I admit to the performer that I was somewhat intrigued as to whether his daily activities—shopping, driving—were interrupted by spiritual intrusions. “That would be silly,” he retorts. “It would just be ludicrous because I wouldn’t be able to communicate with the loved ones of those spirit people because they wouldn’t be around.” Just as “ignorant” are questions regarding his ability to read minds – his work concerns only “natural mediumship; clairvoyance and clairordinance.” I don’t know what the second one is, but opt not to ask. Whatever else, he’s extremely knowledgeable about his field; almost schoolmasterish. I cringe slightly when, scrabbling for jargon, I use the term “spiritual things.”

Of course, he should know his stuff. By most accounts, Acorah is the daddy of the profession, having trod the circuit for the best part of 35 years. While friends with fellow old-timers such as Colin Fry, he’s somewhat dismissive of the young guns: “You see these mediums coming out of the woodwork; they’ve been about for two or three years and their egos are so big and what have you. And they haven’t walked the walk. And, you know, they wonder why they fall down after maybe one tour or two tours because they haven’t got the stamina, the spiritual stamina.”

Once in his stride, Acorah really does heft around a great deal of bravado. It's a stark contrast to the way he speaks of one of his least impressive episodes. While on a Most Haunted “investigation” at Bodmin jail, footage shows apparently possessed by the spirit of a man he reveals to be “Kreed Kafer”. Having seemingly summoned a particularly stroppy South African turnkey, Derek is quickly raised from his spiritual stupor by concerned crew members.

But Ciarán O'Keeffe, a lecturer in the paranormal at Liverpool's Hope University, and the show’s “official sceptic” at the time claims to have made up the name—an anagram of “Derek Faker”—and fed it as historical fact to Acorah prior to the shoot. Weeks later, this time soul-searching at Prideaux Place, Cornwall, O’Keeffe pulled the same trick with “Rik Eedles” – itself an anagram of “Derek Lies”. Acorah duly performed, passing off the fictional character as an outlaw with whom he had made contact.

Unsurprisingly, Acorah is less than enamoured when I raise this: “I’m not prepared to talk to you or anyone else about that," he says, a little snappily. To me it’s old chippie paper. That happened about four years ago. It’s not even worth talking about. I have made a statement with an explanation of that.
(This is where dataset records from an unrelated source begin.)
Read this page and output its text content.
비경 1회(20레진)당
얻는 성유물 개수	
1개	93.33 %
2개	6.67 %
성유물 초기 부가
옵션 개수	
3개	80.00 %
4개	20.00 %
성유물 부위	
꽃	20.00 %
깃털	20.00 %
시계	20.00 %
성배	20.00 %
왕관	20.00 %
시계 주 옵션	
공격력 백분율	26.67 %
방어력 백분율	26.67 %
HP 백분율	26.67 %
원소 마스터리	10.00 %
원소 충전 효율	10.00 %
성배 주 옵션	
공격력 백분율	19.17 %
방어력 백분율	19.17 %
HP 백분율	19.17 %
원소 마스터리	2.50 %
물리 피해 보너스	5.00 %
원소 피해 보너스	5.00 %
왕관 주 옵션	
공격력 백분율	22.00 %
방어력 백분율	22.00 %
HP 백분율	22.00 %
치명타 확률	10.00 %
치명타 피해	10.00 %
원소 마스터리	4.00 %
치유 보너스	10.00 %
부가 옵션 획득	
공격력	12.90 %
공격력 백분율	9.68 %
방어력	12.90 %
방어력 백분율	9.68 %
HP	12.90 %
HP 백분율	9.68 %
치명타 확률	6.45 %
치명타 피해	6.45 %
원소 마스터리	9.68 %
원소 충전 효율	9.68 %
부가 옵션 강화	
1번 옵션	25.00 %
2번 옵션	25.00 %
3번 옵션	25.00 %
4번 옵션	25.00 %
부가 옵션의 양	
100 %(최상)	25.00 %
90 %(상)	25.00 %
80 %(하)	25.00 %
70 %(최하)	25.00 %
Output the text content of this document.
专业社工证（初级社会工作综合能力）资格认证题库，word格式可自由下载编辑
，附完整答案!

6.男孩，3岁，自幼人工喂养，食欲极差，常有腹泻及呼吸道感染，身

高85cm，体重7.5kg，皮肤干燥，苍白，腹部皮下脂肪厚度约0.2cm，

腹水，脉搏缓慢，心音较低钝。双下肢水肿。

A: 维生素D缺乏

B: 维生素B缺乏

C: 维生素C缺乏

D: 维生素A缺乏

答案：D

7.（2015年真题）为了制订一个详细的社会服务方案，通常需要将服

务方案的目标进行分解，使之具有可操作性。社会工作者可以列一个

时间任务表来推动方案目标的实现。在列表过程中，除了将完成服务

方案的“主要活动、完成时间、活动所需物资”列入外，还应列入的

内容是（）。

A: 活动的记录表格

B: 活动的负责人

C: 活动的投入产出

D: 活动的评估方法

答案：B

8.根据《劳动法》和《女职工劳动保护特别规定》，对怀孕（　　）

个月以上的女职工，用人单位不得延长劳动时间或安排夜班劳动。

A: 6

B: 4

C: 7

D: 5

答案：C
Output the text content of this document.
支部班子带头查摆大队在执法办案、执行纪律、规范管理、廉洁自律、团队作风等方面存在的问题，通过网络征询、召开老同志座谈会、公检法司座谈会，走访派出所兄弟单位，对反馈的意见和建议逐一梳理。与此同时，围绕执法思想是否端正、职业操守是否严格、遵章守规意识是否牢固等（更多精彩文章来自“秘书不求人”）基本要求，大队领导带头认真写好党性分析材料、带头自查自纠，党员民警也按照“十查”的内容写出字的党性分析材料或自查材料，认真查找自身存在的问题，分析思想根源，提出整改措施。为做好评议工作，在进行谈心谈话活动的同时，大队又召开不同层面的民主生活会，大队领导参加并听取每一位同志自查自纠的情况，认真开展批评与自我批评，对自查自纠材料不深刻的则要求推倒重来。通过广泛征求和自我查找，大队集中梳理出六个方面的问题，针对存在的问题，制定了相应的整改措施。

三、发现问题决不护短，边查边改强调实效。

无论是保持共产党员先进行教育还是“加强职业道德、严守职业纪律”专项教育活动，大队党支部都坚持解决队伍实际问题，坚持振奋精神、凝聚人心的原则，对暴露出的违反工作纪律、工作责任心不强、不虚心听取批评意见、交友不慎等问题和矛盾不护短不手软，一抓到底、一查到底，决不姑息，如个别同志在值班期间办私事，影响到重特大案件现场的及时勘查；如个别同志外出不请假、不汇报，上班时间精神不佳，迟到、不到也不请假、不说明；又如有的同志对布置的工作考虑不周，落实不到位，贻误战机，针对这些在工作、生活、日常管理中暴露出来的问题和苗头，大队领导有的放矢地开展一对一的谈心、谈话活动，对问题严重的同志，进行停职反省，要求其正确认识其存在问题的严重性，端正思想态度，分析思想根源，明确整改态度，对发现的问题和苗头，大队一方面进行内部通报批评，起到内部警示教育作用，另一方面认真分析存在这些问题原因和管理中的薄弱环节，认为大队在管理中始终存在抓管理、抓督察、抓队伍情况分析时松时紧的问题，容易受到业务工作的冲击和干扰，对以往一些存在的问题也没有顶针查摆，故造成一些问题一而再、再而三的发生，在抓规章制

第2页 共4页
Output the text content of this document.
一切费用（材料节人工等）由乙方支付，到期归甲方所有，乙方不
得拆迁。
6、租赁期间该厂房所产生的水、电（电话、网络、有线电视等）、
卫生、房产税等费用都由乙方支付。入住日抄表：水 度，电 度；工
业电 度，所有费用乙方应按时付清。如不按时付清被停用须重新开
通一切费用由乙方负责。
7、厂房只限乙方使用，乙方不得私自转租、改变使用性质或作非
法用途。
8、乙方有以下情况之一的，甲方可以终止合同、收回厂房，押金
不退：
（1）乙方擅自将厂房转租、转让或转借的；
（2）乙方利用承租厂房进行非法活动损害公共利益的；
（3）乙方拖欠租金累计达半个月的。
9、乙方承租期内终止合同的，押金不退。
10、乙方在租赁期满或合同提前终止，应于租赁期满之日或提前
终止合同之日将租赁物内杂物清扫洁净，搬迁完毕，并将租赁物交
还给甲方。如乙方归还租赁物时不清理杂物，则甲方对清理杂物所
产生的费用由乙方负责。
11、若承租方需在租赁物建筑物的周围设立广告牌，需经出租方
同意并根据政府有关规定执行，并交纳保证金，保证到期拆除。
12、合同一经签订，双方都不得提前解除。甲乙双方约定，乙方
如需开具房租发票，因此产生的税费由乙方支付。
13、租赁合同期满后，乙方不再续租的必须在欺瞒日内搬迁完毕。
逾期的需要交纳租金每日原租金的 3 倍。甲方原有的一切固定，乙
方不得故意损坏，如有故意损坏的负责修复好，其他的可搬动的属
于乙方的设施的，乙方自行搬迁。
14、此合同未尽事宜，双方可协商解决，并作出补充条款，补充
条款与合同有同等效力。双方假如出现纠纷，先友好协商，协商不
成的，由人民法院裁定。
“Why you...why journalists bring this up four and a half years on, God only knows. Maybe it’s the scepticism side of you. Why don’t you let it go? You know it to be nonsense. I mean, everyone in Fleet street, all the top people, know the truth. There was one red top reporter that thought he had information from someone [...] who was against me, OK, and put that and only one paper touched it. The rest of Fleet Street left it alone, because they knew it was rubbish.”

One can’t help but feel the broadsheets left the story alone for reasons other than factual inaccuracy, the uncovering of psychic tricksters having ceased to be news since Victoria ruled the waves. Still, this interviewer apparently hasn’t got over it yet. And neither, it seems, has Acorah. He continues: “And the person who reported it is now no longer at that major tabloid; he’s at some little shit-town where he’s just...just gone missing, because he knows it was lies when he was approached.”

Now, even the most perfunctory sleuthing reveals that the journalist who wrote the story, Matt Roper, still works for the Mail. Indeed, his latest piece, ‘Susan Boyle: The only man to have ever kissed the Britain's Got Talent star speaks out’, suggests he remains very much in the same line of work. But, in reality, there’s little point pressing this; it’s too late and I’ve ruined it.

Minutes later, he calls our interview to a close. He’ll perform at Glasgow’s Concert Hall this evening to crowds who gain some sort of closure or comfort from the “spiritual readings” he does on stage. I’ll go off and write this, knowing that I’ve failed to reconcile either of the two spheres we inhabit. And neither of us will really care.